From $(\cosh x)^2=1+(\sinh x)^2\geq 1$ it follows that $R(\cosh)\subseteq [1,\infty)$. From that for $x,y>0$ we have: $\cosh (x+y)=\cosh x \cdot \cosh y+\sinh x\cdot \sinh y> \cosh x\cdot \cosh y> \cosh x$ so $\cosh$ is strictly increasing on $[0,\infty)$. 

$1)$ Why is $R(\cosh)\subseteq[1,\infty)$? If $(\cosh x)^2\ge 1$ doesn't that mean $R(\cosh x)=(-\infty, -1]\cup [1,\infty)$? Then I would say $[1,\infty)\subseteq R(\cosh x)$ and not the other way around? 
$2)$
I understand that $\cosh (x+y)=\cosh x \cdot \cosh y+\sinh x\cdot \sinh y> \cosh x\cdot \cosh y> \cosh x$ but I don't see how that proves $\cosh x$ is strictly increasing on $[0, \infty)$... If we want to prove that a function is strictly increasing, then I thought we should take $a, b \in D(f)$ and prove that if $a<b \Rightarrow f(a)<f(b)$. Can someone explain the idea behind this proof? Thank you!
 A: In $1)$, the knowledge that $\cosh x \geqslant 0$ for all $x\in \mathbb{R}$ (or only for $x \geqslant 0$) is used. With that knowledge, from $(\cosh x)^2 \geqslant 1$ one can infer $\cos x \geqslant 1$, i.e. $R(\cosh) \subseteq [1,\infty)$. Indeed $R(\cosh) = [1,\infty)$, but showing equality requires a further step. For example with $f(x) = \sqrt{1 + \lfloor x^2\rfloor}$ we also can deduce $R(f) \subseteq [1,\infty)$ from the fact that $f(x) \geqslant 0$ for all $x$ and $f(x)^2 = 1 + \lfloor x^2\rfloor \geqslant 1$, but here $R(f) \subsetneq [1,\infty)$.
Regarding point $2)$, for $0 \leqslant a < b$, take $x = a$ and $y = b-a$, then the argument yields
$$\cosh b = \cosh (x+y) > \cosh x = \cosh a.$$
In the argument, the step $x > 0 \implies \cosh x > 1$ is however missing.
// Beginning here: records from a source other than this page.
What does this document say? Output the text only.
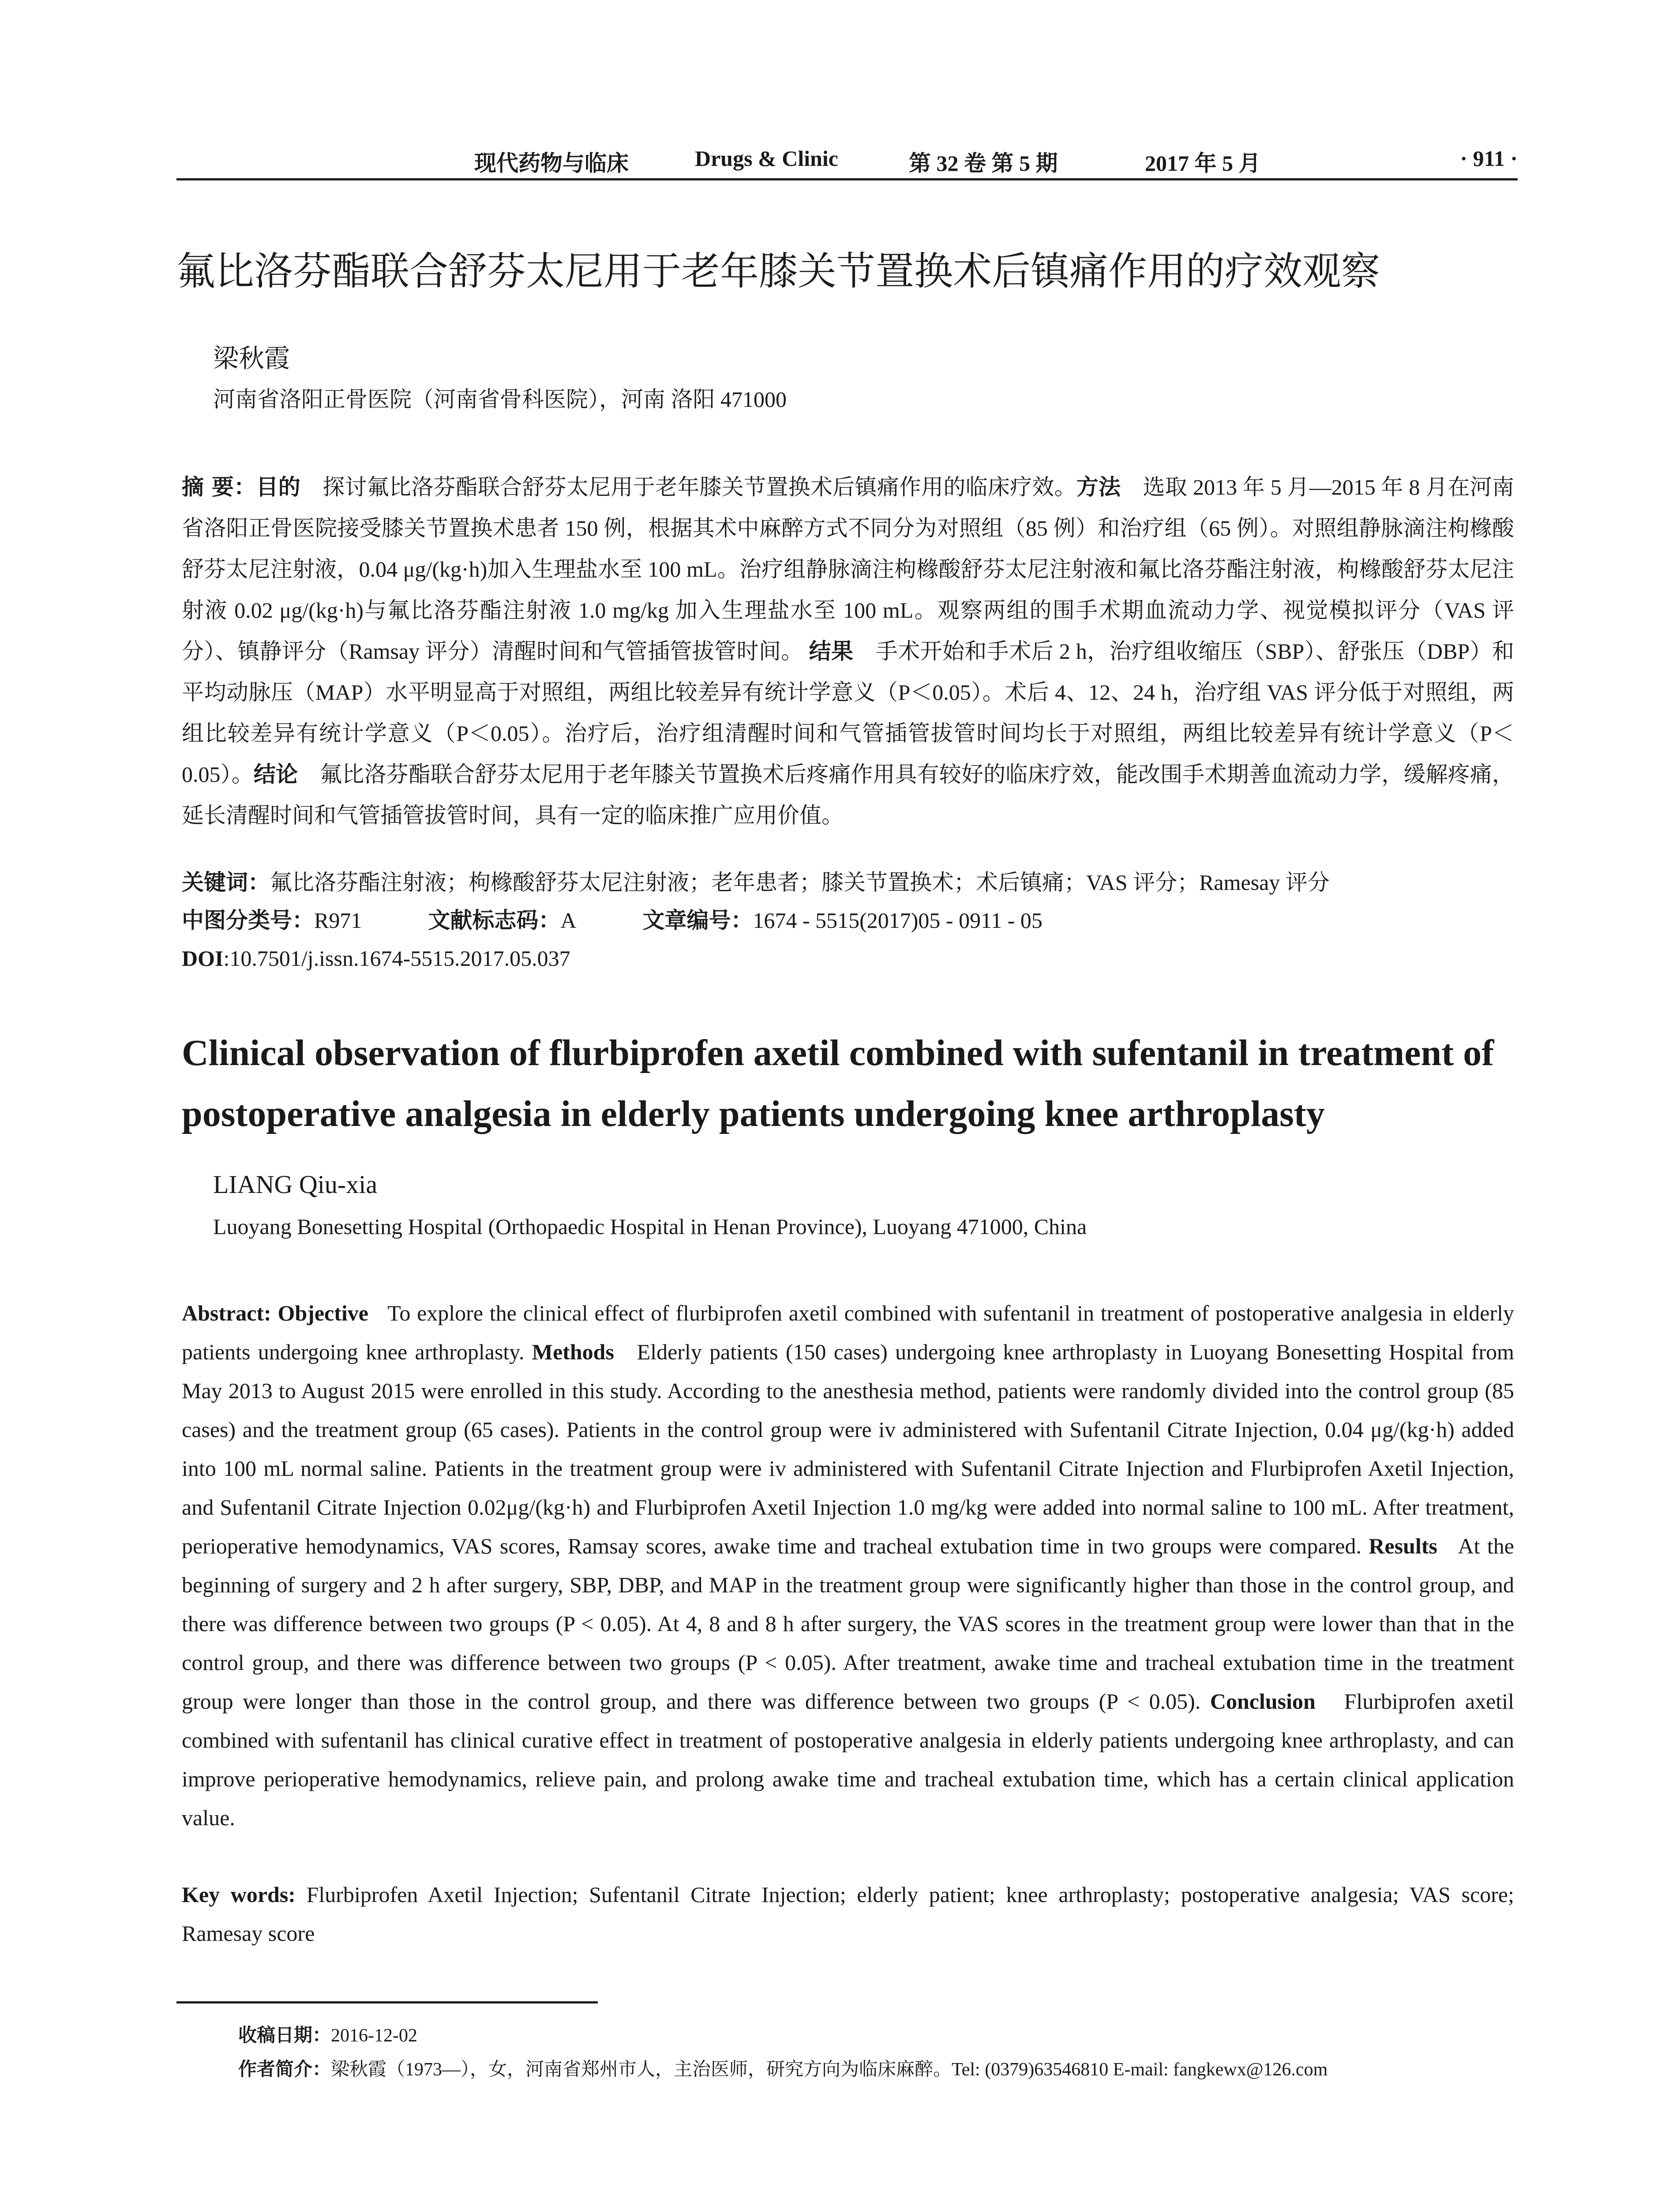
现代药物与临床	Drugs & Clinic	第 32 卷 第 5 期	2017 年 5 月	· 911 ·
氟比洛芬酯联合舒芬太尼用于老年膝关节置换术后镇痛作用的疗效观察
梁秋霞
河南省洛阳正骨医院（河南省骨科医院），河南 洛阳 471000
摘 要：目的 探讨氟比洛芬酯联合舒芬太尼用于老年膝关节置换术后镇痛作用的临床疗效。方法 选取 2013 年 5 月—2015 年 8 月在河南省洛阳正骨医院接受膝关节置换术患者 150 例，根据其术中麻醉方式不同分为对照组（85 例）和治疗组（65 例）。对照组静脉滴注枸橼酸舒芬太尼注射液，0.04 μg/(kg·h)加入生理盐水至 100 mL。治疗组静脉滴注枸橼酸舒芬太尼注射液和氟比洛芬酯注射液，枸橼酸舒芬太尼注射液 0.02 μg/(kg·h)与氟比洛芬酯注射液 1.0 mg/kg 加入生理盐水至 100 mL。观察两组的围手术期血流动力学、视觉模拟评分（VAS 评分）、镇静评分（Ramsay 评分）清醒时间和气管插管拔管时间。 结果 手术开始和手术后 2 h，治疗组收缩压（SBP）、舒张压（DBP）和平均动脉压（MAP）水平明显高于对照组，两组比较差异有统计学意义（P＜0.05）。术后 4、12、24 h，治疗组 VAS 评分低于对照组，两组比较差异有统计学意义（P＜0.05）。治疗后，治疗组清醒时间和气管插管拔管时间均长于对照组，两组比较差异有统计学意义（P＜0.05）。结论 氟比洛芬酯联合舒芬太尼用于老年膝关节置换术后疼痛作用具有较好的临床疗效，能改围手术期善血流动力学，缓解疼痛，延长清醒时间和气管插管拔管时间，具有一定的临床推广应用价值。
关键词：氟比洛芬酯注射液；枸橼酸舒芬太尼注射液；老年患者；膝关节置换术；术后镇痛；VAS 评分；Ramesay 评分
中图分类号：R971	文献标志码：A	文章编号：1674 - 5515(2017)05 - 0911 - 05
DOI:10.7501/j.issn.1674-5515.2017.05.037
Clinical observation of flurbiprofen axetil combined with sufentanil in treatment of postoperative analgesia in elderly patients undergoing knee arthroplasty
LIANG Qiu-xia
Luoyang Bonesetting Hospital (Orthopaedic Hospital in Henan Province), Luoyang 471000, China
Abstract: Objective To explore the clinical effect of flurbiprofen axetil combined with sufentanil in treatment of postoperative analgesia in elderly patients undergoing knee arthroplasty. Methods Elderly patients (150 cases) undergoing knee arthroplasty in Luoyang Bonesetting Hospital from May 2013 to August 2015 were enrolled in this study. According to the anesthesia method, patients were randomly divided into the control group (85 cases) and the treatment group (65 cases). Patients in the control group were iv administered with Sufentanil Citrate Injection, 0.04 μg/(kg·h) added into 100 mL normal saline. Patients in the treatment group were iv administered with Sufentanil Citrate Injection and Flurbiprofen Axetil Injection, and Sufentanil Citrate Injection 0.02μg/(kg·h) and Flurbiprofen Axetil Injection 1.0 mg/kg were added into normal saline to 100 mL. After treatment, perioperative hemodynamics, VAS scores, Ramsay scores, awake time and tracheal extubation time in two groups were compared. Results At the beginning of surgery and 2 h after surgery, SBP, DBP, and MAP in the treatment group were significantly higher than those in the control group, and there was difference between two groups (P < 0.05). At 4, 8 and 8 h after surgery, the VAS scores in the treatment group were lower than that in the control group, and there was difference between two groups (P < 0.05). After treatment, awake time and tracheal extubation time in the treatment group were longer than those in the control group, and there was difference between two groups (P < 0.05). Conclusion Flurbiprofen axetil combined with sufentanil has clinical curative effect in treatment of postoperative analgesia in elderly patients undergoing knee arthroplasty, and can improve perioperative hemodynamics, relieve pain, and prolong awake time and tracheal extubation time, which has a certain clinical application value.
Key words: Flurbiprofen Axetil Injection; Sufentanil Citrate Injection; elderly patient; knee arthroplasty; postoperative analgesia; VAS score; Ramesay score
收稿日期：2016-12-02
作者简介：梁秋霞（1973—），女，河南省郑州市人，主治医师，研究方向为临床麻醉。Tel: (0379)63546810 E-mail: fangkewx@126.com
A: Here is an alternative proof: Set $a=\exp x_1$ and $b=\exp x_2$ where $x_1,x_2 \in [0,\infty)$ and $x_1<x_2$. Then we have $1\leq a <b$ since $\exp$ is increasing and we have
$$ 0< \frac{1}{a}- \frac{1}{b} = \frac{b-a}{ab} < \frac{b-a}{1}=b-a.$$
The inequality is equivalent to
$$a + \frac{1}{a} < b + \frac{1}{b}.$$
Therefore we have
$$\cosh x_1 < \cosh x_2$$
since $\cosh x= \frac{1}{2}( \exp x+ \exp(-x))$.